No doubt, Roman had set Sutherland free.
Ozik needed very little to know the truths of people—to see their faults.
Roman’s was his delusional loyalty. He followed even the worst of people into battle.
“We intend to depart now,” the pirate king said, his Asteryan accent thick. “They will be lost beneath the waves.”
Zetyr looked down at where Veragi had severed his hand.
Though magic had healed him in kind, this time, the goddess had a left a mark.
An ugly, jagged scar that extended around his wrist like a bracelet.
Proof of his vulnerability. Proof that Zetyr, and therefore Ozik, could be killed.
“Bring me back the necklace and the ring, or do not bother to return,” Zetyr stated.
The ring. But Vaasa didn’t have it.
Roman gazed upon the deity, seemingly without a clue it wasn’t Ozik he spoke to.
Yet Roman’s gaze turned assessing, even if just for a moment.
The sentinel had always been smarter than he seemed, more resourceful.
He had witnessed Ozik’s struggle against Zetyr in the hallway the night Vaasa had attempted to slit Ozik’s throat.
He knew the magic that plagued Ozik made him less like himself.
Roman’s gaze darted down to the empty finger on Zetyr’s hand, where the anchor no longer lived. Just as quickly as he’d looked, he met Zetyr’s eyes once more.

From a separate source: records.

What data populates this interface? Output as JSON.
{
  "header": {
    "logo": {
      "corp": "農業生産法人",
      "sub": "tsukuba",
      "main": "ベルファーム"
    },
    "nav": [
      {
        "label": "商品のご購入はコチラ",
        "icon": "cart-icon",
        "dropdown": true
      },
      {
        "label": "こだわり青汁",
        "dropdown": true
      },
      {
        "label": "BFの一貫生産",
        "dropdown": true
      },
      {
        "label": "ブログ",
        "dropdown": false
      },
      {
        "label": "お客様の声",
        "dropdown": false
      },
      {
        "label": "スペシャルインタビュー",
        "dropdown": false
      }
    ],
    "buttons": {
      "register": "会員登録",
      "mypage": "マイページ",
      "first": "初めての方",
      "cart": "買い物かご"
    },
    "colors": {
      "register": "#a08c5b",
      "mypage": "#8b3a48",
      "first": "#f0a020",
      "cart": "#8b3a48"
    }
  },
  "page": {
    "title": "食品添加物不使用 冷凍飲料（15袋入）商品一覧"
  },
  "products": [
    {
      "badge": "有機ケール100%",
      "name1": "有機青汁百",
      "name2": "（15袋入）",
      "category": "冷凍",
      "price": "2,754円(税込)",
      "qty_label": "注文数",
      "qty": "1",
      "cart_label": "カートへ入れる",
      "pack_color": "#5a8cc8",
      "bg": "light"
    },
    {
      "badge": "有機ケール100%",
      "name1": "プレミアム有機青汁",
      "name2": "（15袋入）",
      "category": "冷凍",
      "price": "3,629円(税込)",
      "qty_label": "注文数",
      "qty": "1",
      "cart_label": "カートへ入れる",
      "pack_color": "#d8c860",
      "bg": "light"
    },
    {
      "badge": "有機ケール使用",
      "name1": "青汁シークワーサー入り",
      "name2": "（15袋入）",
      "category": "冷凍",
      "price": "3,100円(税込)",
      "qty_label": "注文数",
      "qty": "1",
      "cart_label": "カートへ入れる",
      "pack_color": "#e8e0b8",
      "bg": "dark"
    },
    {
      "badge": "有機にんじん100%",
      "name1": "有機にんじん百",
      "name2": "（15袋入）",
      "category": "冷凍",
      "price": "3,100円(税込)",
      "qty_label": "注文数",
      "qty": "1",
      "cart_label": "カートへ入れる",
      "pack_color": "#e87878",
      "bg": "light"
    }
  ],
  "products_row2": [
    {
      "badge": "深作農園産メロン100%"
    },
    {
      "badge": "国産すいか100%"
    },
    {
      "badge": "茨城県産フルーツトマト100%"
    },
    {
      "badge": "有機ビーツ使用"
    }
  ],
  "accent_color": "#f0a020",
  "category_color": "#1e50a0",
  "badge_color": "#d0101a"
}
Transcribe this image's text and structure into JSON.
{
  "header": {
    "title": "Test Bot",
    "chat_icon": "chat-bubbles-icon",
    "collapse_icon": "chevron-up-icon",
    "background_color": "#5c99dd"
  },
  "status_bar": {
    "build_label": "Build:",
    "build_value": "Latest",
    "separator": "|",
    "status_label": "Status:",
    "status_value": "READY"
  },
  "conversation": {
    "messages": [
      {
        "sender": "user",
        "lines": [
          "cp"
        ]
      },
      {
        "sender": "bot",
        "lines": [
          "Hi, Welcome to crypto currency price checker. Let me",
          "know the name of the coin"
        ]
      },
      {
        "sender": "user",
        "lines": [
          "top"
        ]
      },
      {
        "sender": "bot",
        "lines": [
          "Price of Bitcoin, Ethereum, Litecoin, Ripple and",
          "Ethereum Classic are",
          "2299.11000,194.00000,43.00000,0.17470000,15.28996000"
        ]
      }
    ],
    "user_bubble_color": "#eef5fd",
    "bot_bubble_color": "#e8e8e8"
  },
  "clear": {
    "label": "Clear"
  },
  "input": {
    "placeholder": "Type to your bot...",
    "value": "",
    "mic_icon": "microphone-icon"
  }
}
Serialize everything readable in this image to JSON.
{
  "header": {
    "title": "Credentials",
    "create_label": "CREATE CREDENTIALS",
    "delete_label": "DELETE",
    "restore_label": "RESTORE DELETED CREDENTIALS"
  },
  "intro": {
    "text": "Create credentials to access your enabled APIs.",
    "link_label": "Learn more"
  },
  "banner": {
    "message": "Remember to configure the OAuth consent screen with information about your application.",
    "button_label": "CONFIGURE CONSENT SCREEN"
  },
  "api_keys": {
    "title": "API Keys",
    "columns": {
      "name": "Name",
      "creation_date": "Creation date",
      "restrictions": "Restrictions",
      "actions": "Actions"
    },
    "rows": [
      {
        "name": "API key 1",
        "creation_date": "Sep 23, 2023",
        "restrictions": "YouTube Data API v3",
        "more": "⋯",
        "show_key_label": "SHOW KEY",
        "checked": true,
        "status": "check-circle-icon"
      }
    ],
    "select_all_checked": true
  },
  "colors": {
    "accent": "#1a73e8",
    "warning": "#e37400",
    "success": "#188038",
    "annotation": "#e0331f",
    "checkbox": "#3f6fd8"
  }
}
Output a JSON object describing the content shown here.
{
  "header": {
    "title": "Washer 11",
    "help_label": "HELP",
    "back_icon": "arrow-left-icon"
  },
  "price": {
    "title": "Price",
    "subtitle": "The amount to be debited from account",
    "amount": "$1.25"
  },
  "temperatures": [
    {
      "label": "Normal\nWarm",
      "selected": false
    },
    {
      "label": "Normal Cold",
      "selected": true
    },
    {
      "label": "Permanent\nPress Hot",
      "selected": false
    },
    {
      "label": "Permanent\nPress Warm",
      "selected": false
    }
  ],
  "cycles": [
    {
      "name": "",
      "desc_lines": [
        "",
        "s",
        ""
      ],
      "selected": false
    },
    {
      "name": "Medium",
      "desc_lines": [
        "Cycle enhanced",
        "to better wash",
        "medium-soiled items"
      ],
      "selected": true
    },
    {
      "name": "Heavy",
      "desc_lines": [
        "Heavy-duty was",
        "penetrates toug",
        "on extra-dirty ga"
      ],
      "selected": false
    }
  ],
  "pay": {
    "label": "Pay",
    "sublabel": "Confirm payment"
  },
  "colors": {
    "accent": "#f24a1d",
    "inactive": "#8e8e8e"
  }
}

It was the only chance Ozik had.
Ozik screamed in his own mind, used every ounce of strength he had left to send one phrase across the planes between them, to force one thing up his throat and out of Zetyr’s lips. He said it over and over and—
“Remember our bargain,” Zetyr spat angrily, communicating the words Ozik was trying to say.
In exchange for Roman’s position as lead sentinel, he had agreed to do one thing above all else: Keep Vaasalisa Kozár alive. If she died, so did Roman.
It was the only promise Ozik had made to Vena Kozár that he would not break. To save her daughter, no matter what it cost.
Pain shot through all that was left of Ozik, and exhaustion overtook him.
Zetyr beat Ozik back until he couldn’t even see out his own eyes.
His senses went dark, and he hid in the burrows of his magic, in the place that Zetyr had occupied for hundreds of years before Ozik’s father had set him loose.
The place Ozik had built inside himself that fateful day when he’d sealed Zetyr into his own body.
Around Ozik, the dark walls of the tomb of Zetyr rose higher and higher, a perfect replica of the one waiting for Vaasa in Wrultho.
Next to his feet, a red pool of magic swirled.
He had shown Vaasa this place, this darkest recess of his mind, so she knew precisely what to look for when she was strong enough to channel his magic entirely.
If she wanted to, she could find him here.
Ozik sat upon the ground next to the pool of magic, dipping his fingers into the crimson water. And just as he had after Vena’s death, Ozik faded into obscurity, having lost his fight against Zetyr.
He was unsure when, or if, he would ever rise again.